The parties of the Christian Union questioned the validity of the initiative from the perspective of a human right to self-determination and protection of bodily integrity, given the important ethical dilemma posed by the approval of this mechanism of state substitution at the will of the individual. In the end, the human right to oppose the use of one’s own tissues and organs was always protected, subject to expressing it in writing while alive.

The initiative in favor of tacit consent prospered and will be able to advance the remaining part of the legislative process necessary for it to become a law in that Central European country.

Two aspects stand out significantly from this case that caught our attention last weekend: the solid functioning of a very well-built citizen democracy, in which political deliberation assumes serious and transcendent questions with absolute respect in favor of dissenting voices; and, the serious dilemma that all the discourse in favor of life has implicit around antagonistic criteria supported by judicial bodies around the world, in which, in relation to the right to life of the unborn, it has been privileged, in instead, the individual right to the destiny that the mother wants to give to her own body.

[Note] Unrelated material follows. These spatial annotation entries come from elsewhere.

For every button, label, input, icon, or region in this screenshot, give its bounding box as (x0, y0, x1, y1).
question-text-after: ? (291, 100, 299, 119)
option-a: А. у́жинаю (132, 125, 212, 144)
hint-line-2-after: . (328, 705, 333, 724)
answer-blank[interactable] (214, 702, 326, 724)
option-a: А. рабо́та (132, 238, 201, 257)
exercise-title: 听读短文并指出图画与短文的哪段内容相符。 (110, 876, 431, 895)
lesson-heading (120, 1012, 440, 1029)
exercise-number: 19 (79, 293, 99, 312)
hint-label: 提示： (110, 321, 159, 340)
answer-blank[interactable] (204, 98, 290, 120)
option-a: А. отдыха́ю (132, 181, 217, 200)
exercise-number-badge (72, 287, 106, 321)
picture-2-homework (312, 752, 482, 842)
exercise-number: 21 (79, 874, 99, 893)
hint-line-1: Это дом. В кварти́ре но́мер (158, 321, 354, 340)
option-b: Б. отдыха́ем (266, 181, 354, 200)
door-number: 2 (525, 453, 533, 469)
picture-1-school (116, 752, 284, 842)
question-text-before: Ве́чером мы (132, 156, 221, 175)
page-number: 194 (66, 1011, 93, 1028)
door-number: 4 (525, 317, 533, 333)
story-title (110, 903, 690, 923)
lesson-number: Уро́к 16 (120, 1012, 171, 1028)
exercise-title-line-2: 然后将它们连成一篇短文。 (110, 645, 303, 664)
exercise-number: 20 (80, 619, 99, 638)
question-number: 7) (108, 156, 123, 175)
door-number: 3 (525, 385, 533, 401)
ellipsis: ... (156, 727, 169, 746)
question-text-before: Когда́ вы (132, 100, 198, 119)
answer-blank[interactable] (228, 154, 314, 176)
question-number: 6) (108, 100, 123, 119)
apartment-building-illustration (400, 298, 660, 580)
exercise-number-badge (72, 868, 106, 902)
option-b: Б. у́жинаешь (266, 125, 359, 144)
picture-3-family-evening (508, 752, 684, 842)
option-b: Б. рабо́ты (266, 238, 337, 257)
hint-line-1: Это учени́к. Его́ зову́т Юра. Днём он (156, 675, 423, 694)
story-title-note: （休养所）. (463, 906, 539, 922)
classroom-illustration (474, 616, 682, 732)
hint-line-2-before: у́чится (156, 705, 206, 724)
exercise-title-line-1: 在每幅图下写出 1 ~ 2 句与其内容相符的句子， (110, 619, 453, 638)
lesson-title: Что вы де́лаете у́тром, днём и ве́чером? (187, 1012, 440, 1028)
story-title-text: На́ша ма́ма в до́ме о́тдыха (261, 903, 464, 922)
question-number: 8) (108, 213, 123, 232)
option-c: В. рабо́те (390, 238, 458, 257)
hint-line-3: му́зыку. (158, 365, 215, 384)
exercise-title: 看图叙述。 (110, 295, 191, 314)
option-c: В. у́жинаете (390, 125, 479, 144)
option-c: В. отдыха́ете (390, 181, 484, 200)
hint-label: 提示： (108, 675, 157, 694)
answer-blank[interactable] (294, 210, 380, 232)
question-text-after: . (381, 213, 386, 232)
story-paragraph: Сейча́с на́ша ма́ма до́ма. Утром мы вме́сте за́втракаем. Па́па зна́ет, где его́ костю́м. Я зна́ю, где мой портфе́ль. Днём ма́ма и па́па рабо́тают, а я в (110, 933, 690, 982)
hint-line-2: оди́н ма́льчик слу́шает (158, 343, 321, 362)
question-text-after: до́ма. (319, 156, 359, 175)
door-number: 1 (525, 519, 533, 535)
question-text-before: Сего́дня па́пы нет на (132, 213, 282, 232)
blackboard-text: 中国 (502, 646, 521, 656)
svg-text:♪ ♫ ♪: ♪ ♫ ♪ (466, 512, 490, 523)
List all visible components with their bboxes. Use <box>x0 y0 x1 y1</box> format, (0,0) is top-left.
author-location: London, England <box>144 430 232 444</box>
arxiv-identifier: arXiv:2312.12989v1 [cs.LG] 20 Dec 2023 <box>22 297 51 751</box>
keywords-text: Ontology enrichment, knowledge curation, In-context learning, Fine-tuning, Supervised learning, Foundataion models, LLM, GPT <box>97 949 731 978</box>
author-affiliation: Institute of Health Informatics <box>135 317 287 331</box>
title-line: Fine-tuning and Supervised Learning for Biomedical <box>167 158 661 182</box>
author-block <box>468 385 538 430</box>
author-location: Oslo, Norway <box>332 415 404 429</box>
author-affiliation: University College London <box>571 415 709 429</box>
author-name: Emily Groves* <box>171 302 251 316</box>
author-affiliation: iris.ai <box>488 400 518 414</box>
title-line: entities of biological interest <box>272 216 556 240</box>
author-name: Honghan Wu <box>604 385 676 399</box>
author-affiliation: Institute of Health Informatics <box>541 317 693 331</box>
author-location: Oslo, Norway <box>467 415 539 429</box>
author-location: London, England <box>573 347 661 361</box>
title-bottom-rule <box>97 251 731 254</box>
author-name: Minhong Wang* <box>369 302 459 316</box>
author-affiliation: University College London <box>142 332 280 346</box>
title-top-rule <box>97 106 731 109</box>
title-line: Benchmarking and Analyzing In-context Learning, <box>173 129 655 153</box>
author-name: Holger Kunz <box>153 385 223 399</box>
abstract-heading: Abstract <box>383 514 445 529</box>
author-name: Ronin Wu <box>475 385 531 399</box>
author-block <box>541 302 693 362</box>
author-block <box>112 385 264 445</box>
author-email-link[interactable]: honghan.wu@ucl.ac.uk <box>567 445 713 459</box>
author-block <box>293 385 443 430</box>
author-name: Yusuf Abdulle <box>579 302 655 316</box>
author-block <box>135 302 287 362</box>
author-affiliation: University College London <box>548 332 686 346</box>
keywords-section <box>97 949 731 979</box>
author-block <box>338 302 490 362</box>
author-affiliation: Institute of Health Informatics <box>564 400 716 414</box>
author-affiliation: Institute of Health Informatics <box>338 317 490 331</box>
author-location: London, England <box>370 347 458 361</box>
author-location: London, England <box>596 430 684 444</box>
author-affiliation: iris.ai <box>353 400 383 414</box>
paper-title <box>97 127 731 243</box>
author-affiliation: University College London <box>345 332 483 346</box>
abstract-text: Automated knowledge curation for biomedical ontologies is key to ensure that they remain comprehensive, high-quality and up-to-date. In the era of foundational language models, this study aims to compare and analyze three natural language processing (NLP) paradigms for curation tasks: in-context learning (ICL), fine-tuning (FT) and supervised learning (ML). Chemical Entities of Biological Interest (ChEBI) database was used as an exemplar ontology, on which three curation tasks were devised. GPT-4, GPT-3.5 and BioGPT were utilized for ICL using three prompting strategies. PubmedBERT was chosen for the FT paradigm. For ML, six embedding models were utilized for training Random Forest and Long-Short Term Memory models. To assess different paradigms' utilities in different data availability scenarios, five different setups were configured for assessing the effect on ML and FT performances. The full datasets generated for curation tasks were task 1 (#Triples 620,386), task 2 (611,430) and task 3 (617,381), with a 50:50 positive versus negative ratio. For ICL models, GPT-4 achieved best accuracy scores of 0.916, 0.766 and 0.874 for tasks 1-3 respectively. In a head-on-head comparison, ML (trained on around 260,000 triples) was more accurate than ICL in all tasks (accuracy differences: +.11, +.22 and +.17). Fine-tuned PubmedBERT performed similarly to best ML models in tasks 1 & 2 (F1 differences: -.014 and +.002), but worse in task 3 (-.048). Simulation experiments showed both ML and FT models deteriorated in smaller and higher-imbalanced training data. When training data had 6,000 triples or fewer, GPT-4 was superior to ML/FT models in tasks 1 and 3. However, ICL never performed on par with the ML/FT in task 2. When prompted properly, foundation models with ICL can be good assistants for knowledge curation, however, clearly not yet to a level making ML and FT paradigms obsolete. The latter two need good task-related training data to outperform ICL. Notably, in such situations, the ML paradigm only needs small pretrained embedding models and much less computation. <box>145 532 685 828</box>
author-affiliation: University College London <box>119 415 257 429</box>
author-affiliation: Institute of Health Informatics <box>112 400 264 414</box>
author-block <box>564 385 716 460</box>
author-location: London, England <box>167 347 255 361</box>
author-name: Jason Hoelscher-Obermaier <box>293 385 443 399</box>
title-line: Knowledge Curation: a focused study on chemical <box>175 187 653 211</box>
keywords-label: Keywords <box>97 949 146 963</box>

Due to the growing number of organ requesters, as well as the scientific possibilities to carry out a surgical process for the use of transplanted human tissues, from living and dead patients, it would be very interesting to imagine what regulatory and government advances could be carried out. to carry, later, this beneficial medical, political and social figure, which ends up translating into the prolongation of life and health for many people, of all ages.

The implementation of measures in the field of communication, through the creation of more agile information networks on the authorization of transplantable organs, as well as hospital measures that facilitate the hospitalization and urgent care of patients subject to a transplant process, will continue to build the success story that our country has been building around this process of transplanting life.